On November 29, three hundred sixty B-17s, including Gremlin’s Buggy took off on the Eighth Air Force’s one-hundred-fortieth mission, its target the north German port of Bremen.  Lieutenant Richard Yoder was the pilot and leader of the ten-man crew which included  copilot Lieutenant Robert Payne, a bombardier, navigator, top turret gunner/flight engineer, radio operator, two waist gunners, the tail gunner and Mixon in the ball turret.  It was Mixon’s twenty-second combat mission.

Payne recalled that he left the flight deck and “went back to the bomb bay for a few minutes as we passed over France and all seemed well and in good spirits.”  The B-17s were scheduled to hit the target beginning at approximately 1430 hours, but unfavorable cloud conditions and the malfunction of radar bombing equipment caused more than two hundred of the aircraft to abort the mission.  Not so for Gremlin’s Buggy.  Yoder, Payne, Mixon and the crew pressed on through the perilous skies.

As the bomber formation approached the target, enemy anti-aircraft fire became more intense—and more accurate.  Payne remembered that Mixon, from his unique vantage point beneath the airplane, could see flak explosions getting closer.
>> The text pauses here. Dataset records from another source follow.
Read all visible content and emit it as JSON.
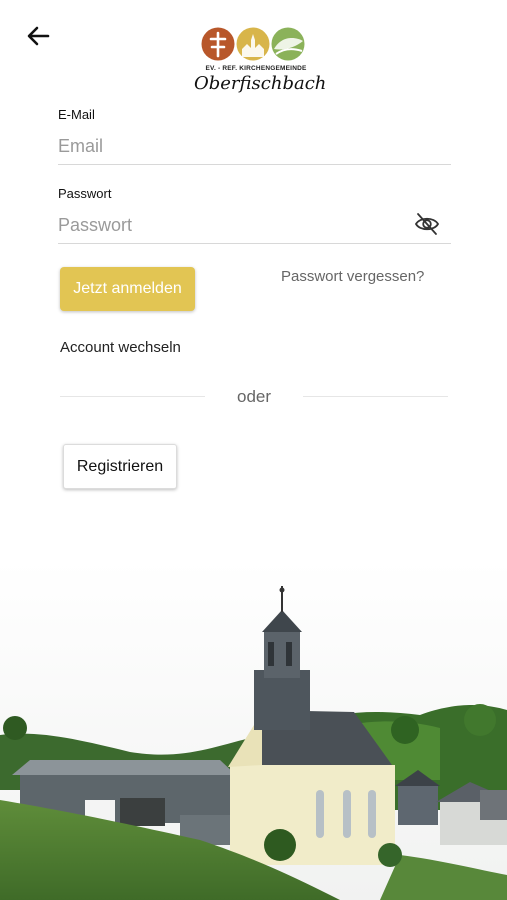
{
  "header": {
    "back_icon": "arrow-left-icon",
    "logo": {
      "subtitle": "EV. - REF. KIRCHENGEMEINDE",
      "name": "Oberfischbach",
      "colors": {
        "cross": "#b8572a",
        "church": "#d8b54a",
        "leaf": "#8bb25a"
      }
    }
  },
  "form": {
    "email": {
      "label": "E-Mail",
      "placeholder": "Email",
      "value": ""
    },
    "password": {
      "label": "Passwort",
      "placeholder": "Passwort",
      "value": "",
      "toggle_icon": "eye-off-icon"
    },
    "login_button": "Jetzt anmelden",
    "forgot_link": "Passwort vergessen?",
    "switch_account": "Account wechseln",
    "divider_text": "oder",
    "register_button": "Registrieren"
  },
  "colors": {
    "primary": "#e2c553",
    "text": "#222222",
    "muted": "#666666"
  },
  "hero_image": {
    "description_icon": "church-photo"
  }
}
Mixon reported, “They are bursting right beneath us!”  “Then,” Payne said, “all went dead as we found we had gotten into a bit of trouble… it is very possible that the radio op(erator) and ball gunner had been killed.”  The five men in the front part of the airplane were able to bail out and were taken prisoner by the Germans.  Gremlin’s Buggy crashed near Fesenfeld, about fourteen miles south of Bremen. The radio operator and the four gunners in the aft section of the plane, including Mixon, were killed.

Over twelve thousand B-17s were built.  Thirty-five hundred were shot down over Europe.  Each aircraft carried a crew of eight to ten men, many of whom, like Robert Mixon, Jr., never came home.